Venugopal continued, stating that it will be more influenced by conventional trading and withdrawal strategies used by institutional investors. "If anything, Bitcoin is now more correlated with risk assets in the market."
The Dual Nature of Bitcoin
Few deny that Bitcoin and other cryptocurrencies are still subject to significant price volatility, recently driven by increased retail adoption of cryptocurrencies, particularly fueled by the meme coin craze, "one of the largest cryptocurrency entry events in history," noted Kobeissi. But perhaps this is the wrong focus.
"Safe-haven assets are always long-term assets, meaning short-term volatility is not a characteristic factor," Noelle Acheson, author of Crypto is Macro Now, told us.
The biggest question is whether Bitcoin can maintain its value against fiat currencies in the long term, and it has been able to do so. "The data proves its effectiveness—over almost any four-year time frame, Bitcoin has outperformed gold and U.S. stocks," Acheson said, adding:
"Bitcoin has always had two key narratives: it is a short-term risk asset sensitive to liquidity expectations and overall sentiment. It is also a long-term store of value. It can be both, as we have seen."
Another possibility is that Bitcoin may serve as a safe-haven asset for certain events but not for others.
Gold can act as a hedge against geopolitical issues (like trade wars), while both Bitcoin and gold can serve as hedges against inflation. "Thus, both are useful hedging tools in a portfolio," Kendrick added.
Others, including Cathie Wood of Ark Investment, also agree that Bitcoin acted as a safe-haven asset during the bank runs of SVB and Signature Bank in March 2023. According to CoinGecko data, when SVB collapsed on March 10, 2023, Bitcoin's price was around $20,200. A week later, it was close to $27,400, up about 35%.
Bitcoin's price fell on March 10 and rebounded a week later. Source: CoinGecko
Schatz does not consider Bitcoin a tool for hedging inflation. Events in 2022, when FTX and other crypto companies collapsed, marking the start of the crypto winter, "greatly undermined that argument."
Perhaps it is a tool for hedging against the dollar and government bonds? "That's possible, but those scenarios are quite bleak and hard to imagine," Schatz added.
Don't Overreact
Kobeissi agrees that short-term volatility in asset classes "often has minimal correlation over the long term." Despite the current pullback, many fundamentals for Bitcoin remain positive: supportive U.S. government policies for crypto, announcements of U.S. Bitcoin reserves, and a surge in cryptocurrency adoption.
The biggest question facing market participants is: "What is the next major catalyst for a rally?" Kobeissi told us. "That's why the market is pulling back and consolidating: looking for the next major catalyst."
"Since macro investors began viewing Bitcoin as a high-volatility, liquidity-sensitive risk asset, it has behaved like a risk asset," Acheson added.

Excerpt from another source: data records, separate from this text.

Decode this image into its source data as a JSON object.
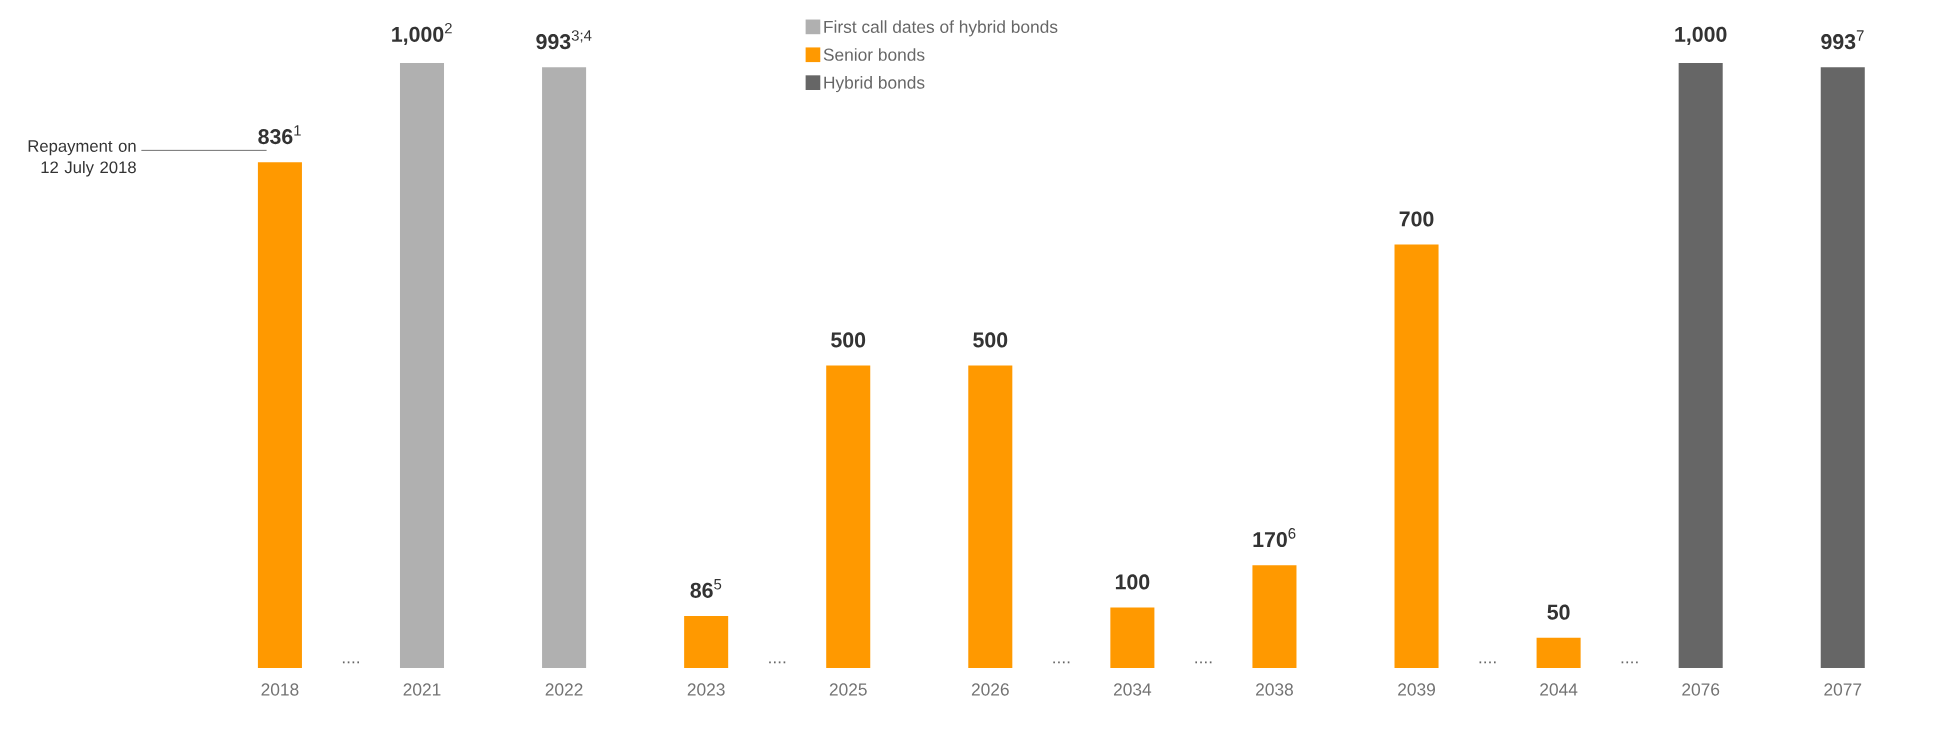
{
  "chart_data": {
    "type": "bar",
    "legend": "top",
    "categories": [
      "2018",
      "....",
      "2021",
      "2022",
      "2023",
      "....",
      "2025",
      "2026",
      "....",
      "2034",
      "....",
      "2038",
      "2039",
      "....",
      "2044",
      "....",
      "2076",
      "2077"
    ],
    "series": [
      {
        "name": "First call dates of hybrid bonds",
        "color": "#b0b0b0",
        "values": [
          null,
          null,
          1000,
          993,
          null,
          null,
          null,
          null,
          null,
          null,
          null,
          null,
          null,
          null,
          null,
          null,
          null,
          null
        ],
        "value_labels": [
          null,
          null,
          "**1,000**$^{2}$",
          "**993**$^{3;4}$",
          null,
          null,
          null,
          null,
          null,
          null,
          null,
          null,
          null,
          null,
          null,
          null,
          null,
          null
        ]
      },
      {
        "name": "Senior bonds",
        "color": "#ff9900",
        "values": [
          836,
          null,
          null,
          null,
          86,
          null,
          500,
          500,
          null,
          100,
          null,
          170,
          700,
          null,
          50,
          null,
          null,
          null
        ],
        "value_labels": [
          "**836**$^{1}$",
          null,
          null,
          null,
          "**86**$^{5}$",
          null,
          "**500**",
          "**500**",
          null,
          "**100**",
          null,
          "**170**$^{6}$",
          "**700**",
          null,
          "**50**",
          null,
          null,
          null
        ]
      },
      {
        "name": "Hybrid bonds",
        "color": "#666666",
        "values": [
          null,
          null,
          null,
          null,
          null,
          null,
          null,
          null,
          null,
          null,
          null,
          null,
          null,
          null,
          null,
          null,
          1000,
          993
        ],
        "value_labels": [
          null,
          null,
          null,
          null,
          null,
          null,
          null,
          null,
          null,
          null,
          null,
          null,
          null,
          null,
          null,
          null,
          "**1,000**",
          "**993**$^{7}$"
        ]
      }
    ],
    "annotations": [
      "Repayment on 12 July 2018"
    ]
  }
}
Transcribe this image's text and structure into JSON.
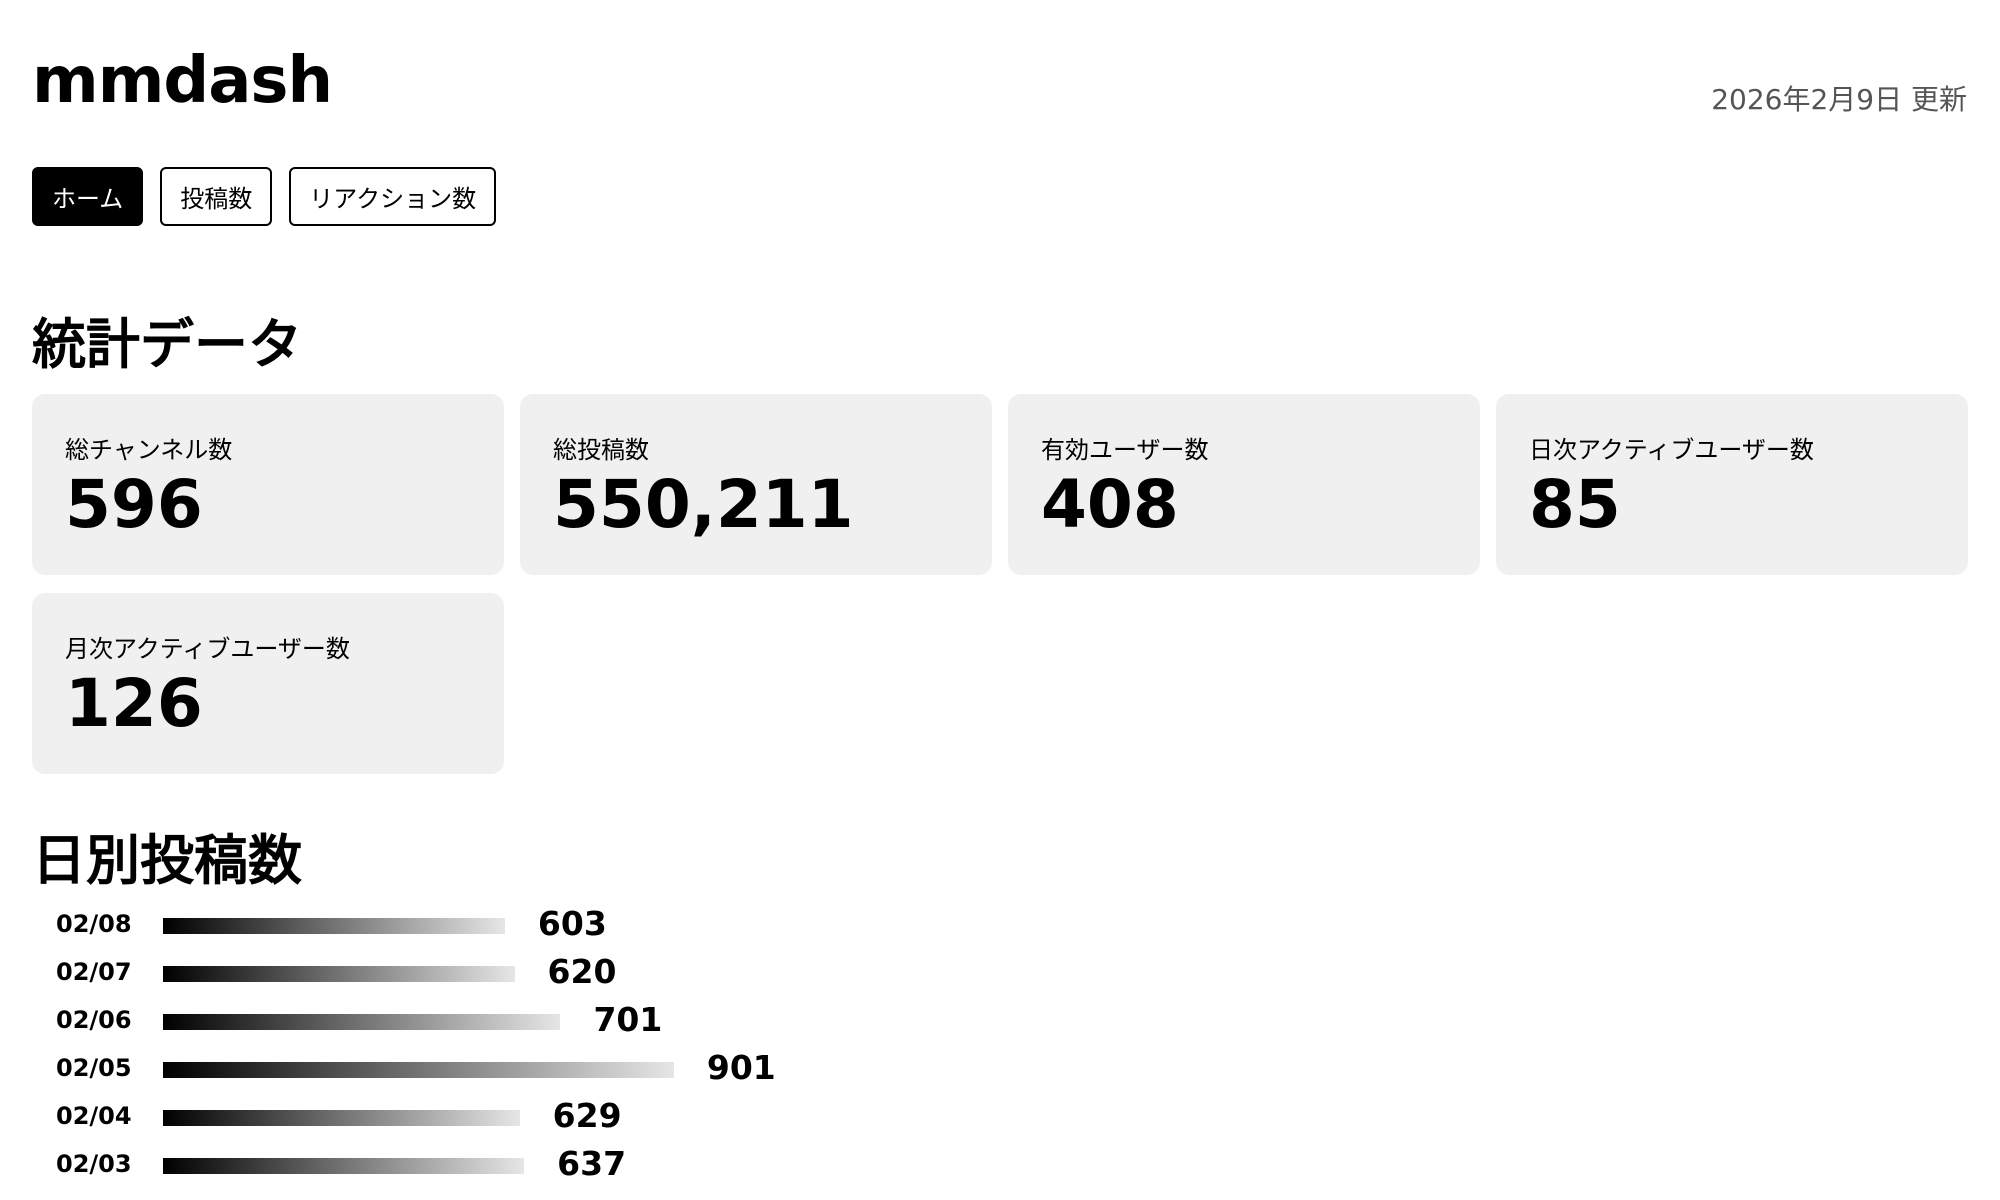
{
  "header": {
    "title": "mmdash",
    "updated": "2026年2月9日 更新"
  },
  "nav": [
    "ホーム",
    "投稿数",
    "リアクション数"
  ],
  "stats": {
    "title": "統計データ",
    "cards": [
      {
        "label": "総チャンネル数",
        "value": "596"
      },
      {
        "label": "総投稿数",
        "value": "550,211"
      },
      {
        "label": "有効ユーザー数",
        "value": "408"
      },
      {
        "label": "日次アクティブユーザー数",
        "value": "85"
      },
      {
        "label": "月次アクティブユーザー数",
        "value": "126"
      }
    ]
  },
  "chart_data": {
    "type": "bar",
    "orientation": "horizontal",
    "title": "日別投稿数",
    "categories": [
      "02/08",
      "02/07",
      "02/06",
      "02/05",
      "02/04",
      "02/03"
    ],
    "values": [
      603,
      620,
      701,
      901,
      629,
      637
    ]
  }
}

Furthermore, "it is almost always short-term traders who set the final price, and if they are exiting risk assets, we will see Bitcoin weaken."
The market as a whole is struggling. "The re-emergence of the inflation ghost and economic slowdown has severely impacted expectations," which has also affected Bitcoin's price. Acheson further noted:
"Given this outlook, and Bitcoin's dual nature as a risk asset and long-term safe-haven asset, I am surprised it hasn't fallen further."
Venugopal stated that since 2017, Bitcoin has not been a short-term hedge or safe-haven asset. As for the long-term argument that Bitcoin is digital gold due to its supply cap of 21 million, this only holds if "most investors collectively expect Bitcoin to appreciate over time," which "may or may not be the case."